PepT1 plays an important role in the absorption of dipeptides; tripeptides; and compounds that mimic peptides, including antibiotics administered orally such as β-lactams [44]. PepT1 also plays an important role in the transport of oseltamivir [18]. SLC15A1, the gene that encodes PepT1, presents several allelic forms. In particular, the rs2297322 polymorphism significantly reduces the transport capacity of PepT1 [45]. The objective of this study was to evaluate whether this polymorphism is associated with the adverse effects caused by treatment with oseltamivir. However, the data demonstrate that the allelic and genotypic frequencies of the SLC15A1 gene were not in Hardy–Weinberg equilibrium, and analysis of this mutation was therefore omitted from this paper.

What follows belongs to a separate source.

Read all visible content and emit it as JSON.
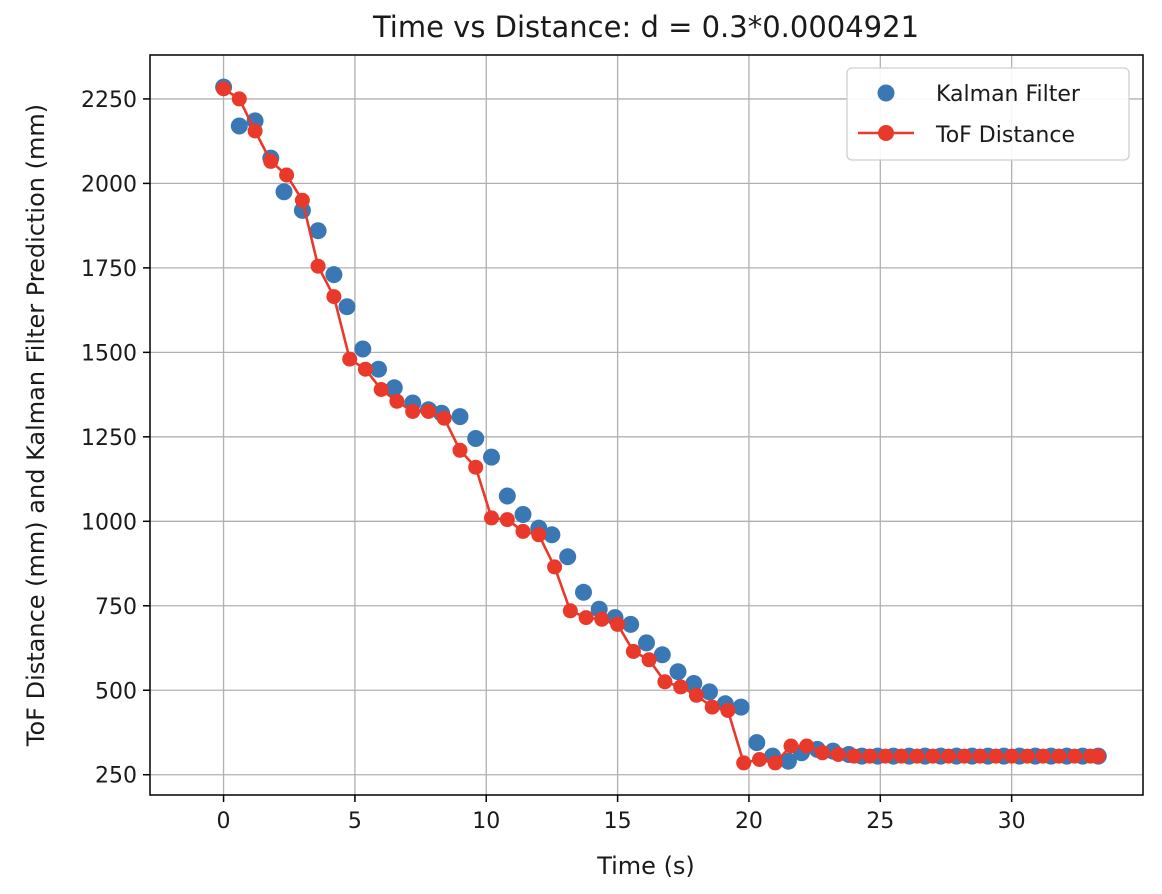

In addition to bioavailability alterations, oseltamivir adverse effects have also been associated with deficiencies in its metabolism. CES1, the main enzyme responsible for oseltamivir metabolism [46], presents genetic polymorphisms that change the conformation of the protein, which results in enzymes with slow or no activity. In particular, in vitro and in vivo studies have demonstrated that the allelic variant rs71647871 presents a decreased oseltamivir metabolism [19]. As Table 4 demonstrates, the genotypic and allelic frequencies of the CES1 rs71647871 polymorphism in our Mexican population were <1%, similar to the frequencies reported in Americans [47]. Other genetic studies have revealed mutation frequencies in CES1 of 3.7% in white populations, 4.3% in black populations, 2.0% in Hispanic populations, and 0% in Asian populations [47]. Shi et al. suggested that this mutation could explain ~4% of the variability in the activation of oseltamivir [19]. While the rs2233385 NEU2 polymorphism has not been reported in European and African Americans, our results establish that the allelic frequency of this variant in the Mexican population was 7.4%, which is very similar to the frequency observed in Asian populations (9.2%) [29]. However, no association with oseltamivir side effects was found. Additional factors, such as oseltamivir’s interactions with other drugs and alterations of inflammatory cytokines, could influence the activity of receptors and enzymes. These factors might contribute to an increase in the accumulation of oseltamivir, thus increasing the occurrence of adverse effects in humans. The limitations of this study were that it analysed a small number of samples and observed a low number of adverse effects. For these reasons, it is necessary to validate our results in a larger number of samples to suggest to the polymorphism in the transporter as a potential predictive biomarker of ADRs in oseltamivir treatment.

In conclusion, the polymorphism rs1045642 in the transporter encoded by the ABCB1 gene is a potential predictive biomarker of ADRs in oseltamivir treatment.